La palabra: del dolor a la reconstrucción
Dolor y sufrimiento parecen palabras equivalentes, pero no lo son. En cada una hay una distinta visión y también una distinta sintaxis. Se sufre una enfermedad; nos duele una pierna; no se sufre una pierna ni nos duele una enfermedad.
En latín doleo significa tallar, labrar la madera con golpes repetidos. El sentido original era recibir golpes, ser golpeado. Las lenguas indoeuropeas vinculan el dolor con el mordisco, el golpe, la tortura, la opresión, el trabajo. Si la escuchamos, la lengua nos dice aquí que sentimos el dolor como una amenaza o ataque externo de un enemigo anónimo y hostil. Alguien refugiado en la sombra nos golpea: por muy primitivo que parezca este sentimiento, está arraigado en el inconsciente colectivo, y uno de los propósitos de la entrevista médica es enfrentar estas fantasías que a menudo agravan la dolencia.

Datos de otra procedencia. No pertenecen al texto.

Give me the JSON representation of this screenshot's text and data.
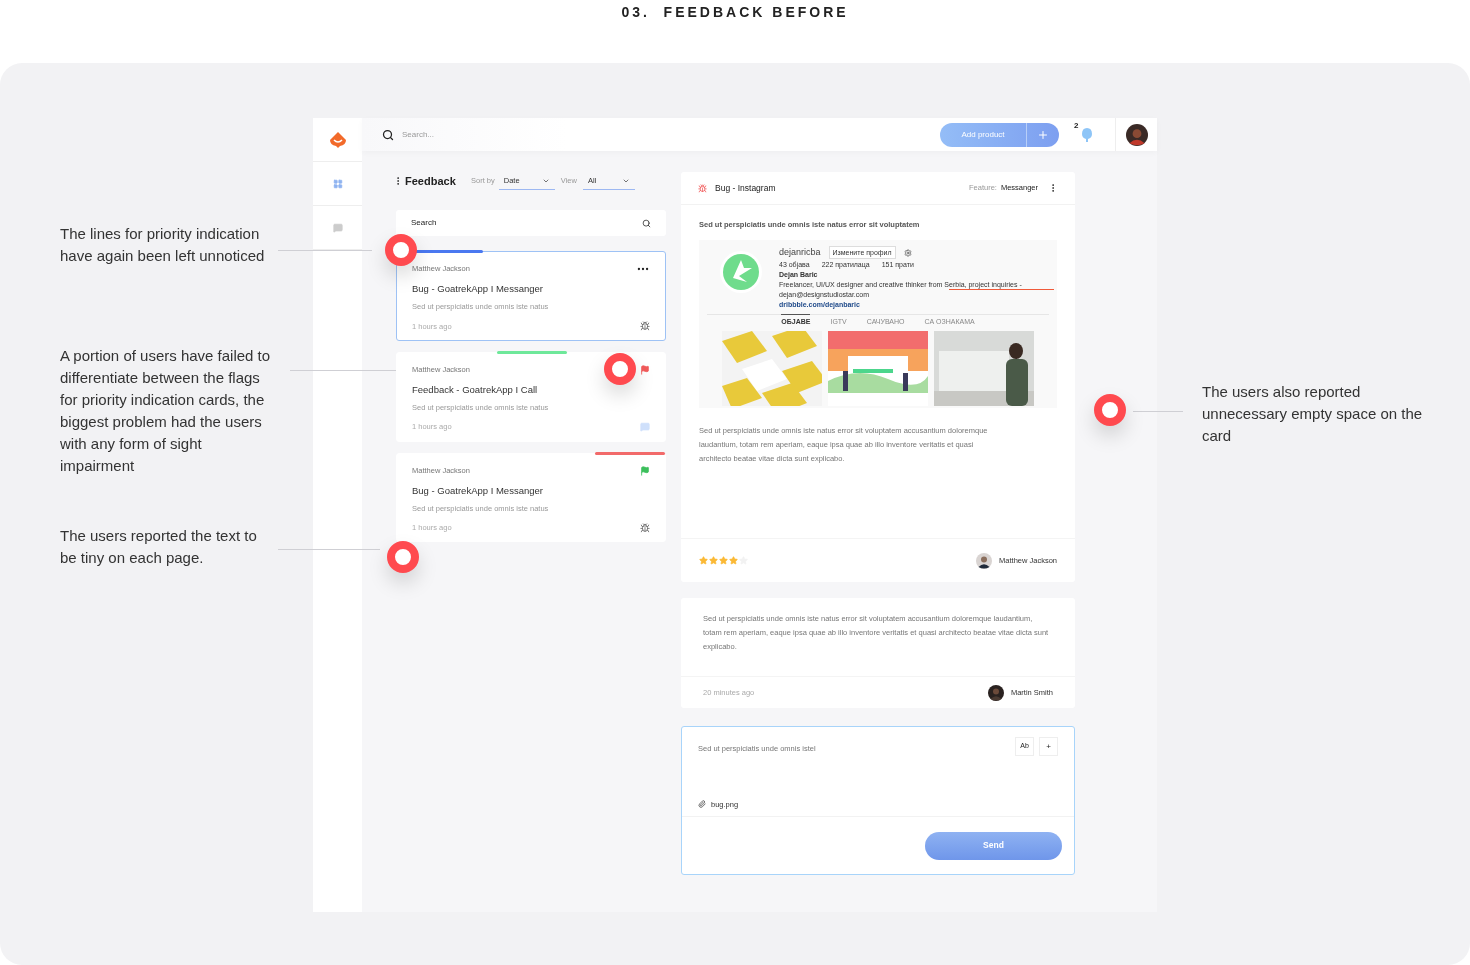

La palabra dolor está más cerca de lo físico, de lo puntual. Esa "D" con que empieza es también la de la palabra diente. Y los dientes trituran, mastican, dividen, dañan, parten en dos. "Con el número dos nace la pena", decía Leopoldo Marechal. Cuando nos duele intensamente algo, nuestro ser se divide: de un lado, nuestra conciencia, y enfrente, ese punto doloroso que concentra nuestra atención. Ese tironeo ente nuestra conciencia y el dolor provoca una alienación que nos vuelve dependientes y miserables.
La palabra sufrimiento es distinta. Viene del latín sub-ferre. Ferre quiere decir llevar, pero sub-ferre significa "llevar desde abajo": sostener, acarrear una carga, aguantar. Mientras la palabra dolor focaliza una parte de nuestro cuerpo, la que nos duele y nos desarticula, la palabra sufrimiento indica la actitud con que una persona soporta ese dolor, y aun camina con él. Quien sufre se ve obligado a alzar el dolor en sus brazos como si fuera un niño, y convocar toda su energía para seguir de pie, llevándolo. Es la posibilidad vital y moral de integrar el dolor a nuestra vida sin dejarse enajenar del todo por él.
Lo que está herido no es sólo el tejido o el órgano, sino la persona misma en su identidad, en su integridad. Y es allí que debe dirigirse la atención, porque de este modo es la vulnerabilidad del enfermo la que se va reparando, y no el síntoma. Si lo vulnerable de la persona no ha sido atendido en primer lugar, el síntoma reaparecerá en otras variantes.
En Jane Eyre, la novela de Charlotte Brontë, la protagonista dice: "Tú no eres tus heridas". Es una frase medicinal. Apunta a convocar una identidad que vaya más allá del dolor que se experimenta, y reconstruye la fortaleza del doliente renovándola. Es una frase que libera el pasaje del dolor al sufrimiento, y muestra el lugar donde el sufrimiento va desembocando en una nueva energía.
El poder distinguir entre las dos palabras, separando lo que es sensación de lo que es actitud, nos permite sospechar que el diálogo con el enfermo puede encaminarse tanto al dolor como al sufrimiento. Todo dolor influye en la imagen que el paciente tiene de sí mismo, ante su círculo íntimo y su sociedad. Se trata de ayudarlo a transformar y reintegrar esa imagen, es decir, enfrentar su dolor y tratar de calmarlo, pero también se trata de ayudarlo a sufrir en los términos explicados.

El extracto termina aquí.